Tough Guys

This quote, a dissenting view from Jeffrey Goldberg’s lengthy piece on McCain’s views on preemption, stood out because it called to mind a friend’s observation that the Vietnamese are the only battlefield enemy we’ve faced that didn’t crumble under the weight of B-52 strikes:

“We lost in Vietnam because we got beat,” Andrew J. Bacevich, an international-relations scholar at Boston University and a Vietnam veteran, told me. “I served during the period when Abrams was supposedly winning the war, and what I saw there [in the Central Highlands of Vietnam] makes it impossible for me to believe that we were winning. That’s a personal statement, not a scholarly judgment, but what I saw were South Vietnamese forces that were utterly incapable, a South Vietnamese government that was utterly ineffective, and an American Army that was falling apart.” 

My friend’s takeaway point was that the outcome of the Vietnam War said more about the North Vietnamese than it said about us. They’re pure warriors and damn near impossible to beat on their home ground.

Goldberg’s article is worth reading in full.

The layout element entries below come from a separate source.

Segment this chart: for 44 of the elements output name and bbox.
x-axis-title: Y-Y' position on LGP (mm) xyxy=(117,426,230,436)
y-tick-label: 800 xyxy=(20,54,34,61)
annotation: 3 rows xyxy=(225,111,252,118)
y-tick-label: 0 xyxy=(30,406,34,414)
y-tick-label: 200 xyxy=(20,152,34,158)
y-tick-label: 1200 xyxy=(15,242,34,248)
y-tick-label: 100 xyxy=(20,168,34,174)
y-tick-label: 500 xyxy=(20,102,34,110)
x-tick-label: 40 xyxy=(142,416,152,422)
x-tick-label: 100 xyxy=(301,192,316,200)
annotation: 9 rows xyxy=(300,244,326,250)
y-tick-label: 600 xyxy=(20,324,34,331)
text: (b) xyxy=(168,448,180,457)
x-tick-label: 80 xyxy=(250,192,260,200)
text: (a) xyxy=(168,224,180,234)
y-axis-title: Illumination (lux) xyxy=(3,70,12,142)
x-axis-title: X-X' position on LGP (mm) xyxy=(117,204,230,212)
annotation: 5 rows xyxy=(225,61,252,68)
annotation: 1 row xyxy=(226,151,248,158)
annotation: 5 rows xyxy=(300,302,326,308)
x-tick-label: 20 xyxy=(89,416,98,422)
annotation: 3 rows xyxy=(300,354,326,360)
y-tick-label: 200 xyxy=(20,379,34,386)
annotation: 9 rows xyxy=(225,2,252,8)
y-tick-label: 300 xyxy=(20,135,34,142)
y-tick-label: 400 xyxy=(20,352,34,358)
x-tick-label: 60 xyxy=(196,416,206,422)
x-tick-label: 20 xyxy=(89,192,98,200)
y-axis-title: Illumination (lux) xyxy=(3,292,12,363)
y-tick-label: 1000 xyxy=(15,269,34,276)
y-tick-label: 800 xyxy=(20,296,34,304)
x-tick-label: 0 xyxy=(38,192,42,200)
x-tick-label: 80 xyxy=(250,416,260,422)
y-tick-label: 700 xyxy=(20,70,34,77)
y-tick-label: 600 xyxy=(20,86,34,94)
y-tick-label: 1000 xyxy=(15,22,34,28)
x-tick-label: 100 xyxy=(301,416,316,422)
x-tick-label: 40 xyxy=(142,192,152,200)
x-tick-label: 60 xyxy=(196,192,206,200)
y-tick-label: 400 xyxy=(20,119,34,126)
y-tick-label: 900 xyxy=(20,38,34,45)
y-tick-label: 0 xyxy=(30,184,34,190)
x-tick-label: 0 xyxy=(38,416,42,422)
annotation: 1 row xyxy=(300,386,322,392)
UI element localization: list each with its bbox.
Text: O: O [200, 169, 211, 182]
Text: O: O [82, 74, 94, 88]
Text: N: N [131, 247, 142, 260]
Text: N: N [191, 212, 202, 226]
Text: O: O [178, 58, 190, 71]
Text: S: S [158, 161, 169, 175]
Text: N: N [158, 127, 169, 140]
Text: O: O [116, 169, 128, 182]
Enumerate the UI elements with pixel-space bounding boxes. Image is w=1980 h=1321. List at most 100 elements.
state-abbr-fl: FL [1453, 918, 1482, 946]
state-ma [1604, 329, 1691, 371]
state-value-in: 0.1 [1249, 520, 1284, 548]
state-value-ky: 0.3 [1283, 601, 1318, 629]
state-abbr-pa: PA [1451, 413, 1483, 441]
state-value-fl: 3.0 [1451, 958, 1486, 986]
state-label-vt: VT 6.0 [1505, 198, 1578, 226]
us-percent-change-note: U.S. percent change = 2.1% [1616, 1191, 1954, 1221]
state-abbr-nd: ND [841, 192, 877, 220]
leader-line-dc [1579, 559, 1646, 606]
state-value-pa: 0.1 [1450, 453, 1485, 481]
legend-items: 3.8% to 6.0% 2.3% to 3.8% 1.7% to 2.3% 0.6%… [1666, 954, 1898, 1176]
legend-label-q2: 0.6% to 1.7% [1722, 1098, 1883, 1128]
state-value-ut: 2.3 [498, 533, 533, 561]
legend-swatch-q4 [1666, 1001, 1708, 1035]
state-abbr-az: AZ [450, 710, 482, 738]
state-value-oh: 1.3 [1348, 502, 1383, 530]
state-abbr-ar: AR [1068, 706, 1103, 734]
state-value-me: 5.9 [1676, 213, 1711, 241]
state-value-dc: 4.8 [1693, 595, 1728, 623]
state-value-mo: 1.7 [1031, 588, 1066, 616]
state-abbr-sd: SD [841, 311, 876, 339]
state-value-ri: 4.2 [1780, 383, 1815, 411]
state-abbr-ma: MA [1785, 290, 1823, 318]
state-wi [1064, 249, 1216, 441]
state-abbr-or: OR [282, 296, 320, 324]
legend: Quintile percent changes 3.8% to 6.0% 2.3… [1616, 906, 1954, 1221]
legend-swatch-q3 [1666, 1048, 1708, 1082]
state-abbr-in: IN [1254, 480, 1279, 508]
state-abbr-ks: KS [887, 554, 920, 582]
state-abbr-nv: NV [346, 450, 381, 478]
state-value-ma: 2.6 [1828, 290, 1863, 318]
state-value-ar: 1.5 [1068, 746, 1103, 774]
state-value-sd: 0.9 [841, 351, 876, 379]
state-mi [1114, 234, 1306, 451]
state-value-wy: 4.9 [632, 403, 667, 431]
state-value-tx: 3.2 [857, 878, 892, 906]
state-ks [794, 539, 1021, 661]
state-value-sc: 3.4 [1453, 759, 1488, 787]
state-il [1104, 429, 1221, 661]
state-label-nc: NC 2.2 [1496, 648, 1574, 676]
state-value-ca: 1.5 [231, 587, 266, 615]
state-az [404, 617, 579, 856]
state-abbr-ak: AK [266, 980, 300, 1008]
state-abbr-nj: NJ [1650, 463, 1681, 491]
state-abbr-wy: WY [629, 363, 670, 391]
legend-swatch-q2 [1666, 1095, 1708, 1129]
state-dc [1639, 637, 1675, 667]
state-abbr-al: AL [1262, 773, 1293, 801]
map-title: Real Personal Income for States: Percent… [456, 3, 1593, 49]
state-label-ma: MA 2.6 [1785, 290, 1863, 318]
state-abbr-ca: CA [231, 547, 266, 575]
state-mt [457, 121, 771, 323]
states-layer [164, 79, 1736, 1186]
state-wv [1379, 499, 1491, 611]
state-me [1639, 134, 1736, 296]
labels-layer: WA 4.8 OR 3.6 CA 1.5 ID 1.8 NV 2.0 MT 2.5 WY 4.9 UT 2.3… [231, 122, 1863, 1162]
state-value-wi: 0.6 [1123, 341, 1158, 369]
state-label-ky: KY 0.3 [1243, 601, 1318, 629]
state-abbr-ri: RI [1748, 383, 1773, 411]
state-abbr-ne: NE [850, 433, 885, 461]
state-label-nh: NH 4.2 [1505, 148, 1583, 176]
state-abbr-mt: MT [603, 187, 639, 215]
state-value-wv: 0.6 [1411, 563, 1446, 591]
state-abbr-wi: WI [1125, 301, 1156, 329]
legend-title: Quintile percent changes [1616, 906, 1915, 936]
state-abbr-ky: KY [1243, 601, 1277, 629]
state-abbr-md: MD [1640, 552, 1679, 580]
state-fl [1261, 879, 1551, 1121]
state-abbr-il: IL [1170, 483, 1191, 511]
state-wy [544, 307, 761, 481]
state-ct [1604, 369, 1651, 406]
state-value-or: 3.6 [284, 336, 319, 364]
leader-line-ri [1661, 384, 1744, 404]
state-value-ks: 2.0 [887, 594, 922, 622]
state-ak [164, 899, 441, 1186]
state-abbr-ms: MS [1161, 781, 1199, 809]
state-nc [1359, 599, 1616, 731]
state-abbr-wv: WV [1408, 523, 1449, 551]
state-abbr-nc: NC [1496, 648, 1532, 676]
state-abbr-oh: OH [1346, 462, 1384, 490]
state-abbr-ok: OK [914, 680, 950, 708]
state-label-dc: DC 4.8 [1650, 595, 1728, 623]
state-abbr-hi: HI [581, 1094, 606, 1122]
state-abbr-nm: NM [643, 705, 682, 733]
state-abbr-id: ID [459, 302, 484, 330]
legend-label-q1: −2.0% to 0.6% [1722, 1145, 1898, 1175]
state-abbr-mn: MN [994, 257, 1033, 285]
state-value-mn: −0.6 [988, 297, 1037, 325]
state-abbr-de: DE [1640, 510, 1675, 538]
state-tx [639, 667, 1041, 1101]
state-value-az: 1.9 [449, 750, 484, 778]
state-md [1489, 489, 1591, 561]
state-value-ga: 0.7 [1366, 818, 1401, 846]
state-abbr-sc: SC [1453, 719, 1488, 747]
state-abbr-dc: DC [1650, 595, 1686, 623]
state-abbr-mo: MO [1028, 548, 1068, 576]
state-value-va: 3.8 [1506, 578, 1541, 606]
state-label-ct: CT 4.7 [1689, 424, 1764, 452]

Dept. of Unfortunate Comparisons

Elp the blogger likens the F-35 Joint Strike Fighter to the old F-105. Ouch. For those not in the know, the F-105, aka the “Thud,” was part of the USAF stable of early- and mid-60s fighters that helped make the North Vietnamese look like the second coming of Oswald Boelcke’s Flying Circus.

Crossed Out

Andrew Sullivan’s suspicion that McCain embellished or out-and-out-invented the story of a Vietnamese guard’s drawing a cross in the ground to cheer him up one Christmas may be off base, or maybe even just mean. But … I can’t dismiss it. The NVA who guarded our guys were notoriously tough and brutal. Most of them should’ve been hung long ago as war criminals (though, granted, a lot of them no doubt honestly felt the same way about the pilots they were guarding). I don’t feature any of them doing anything to help a POW, especially one as non-cooperative as McCain.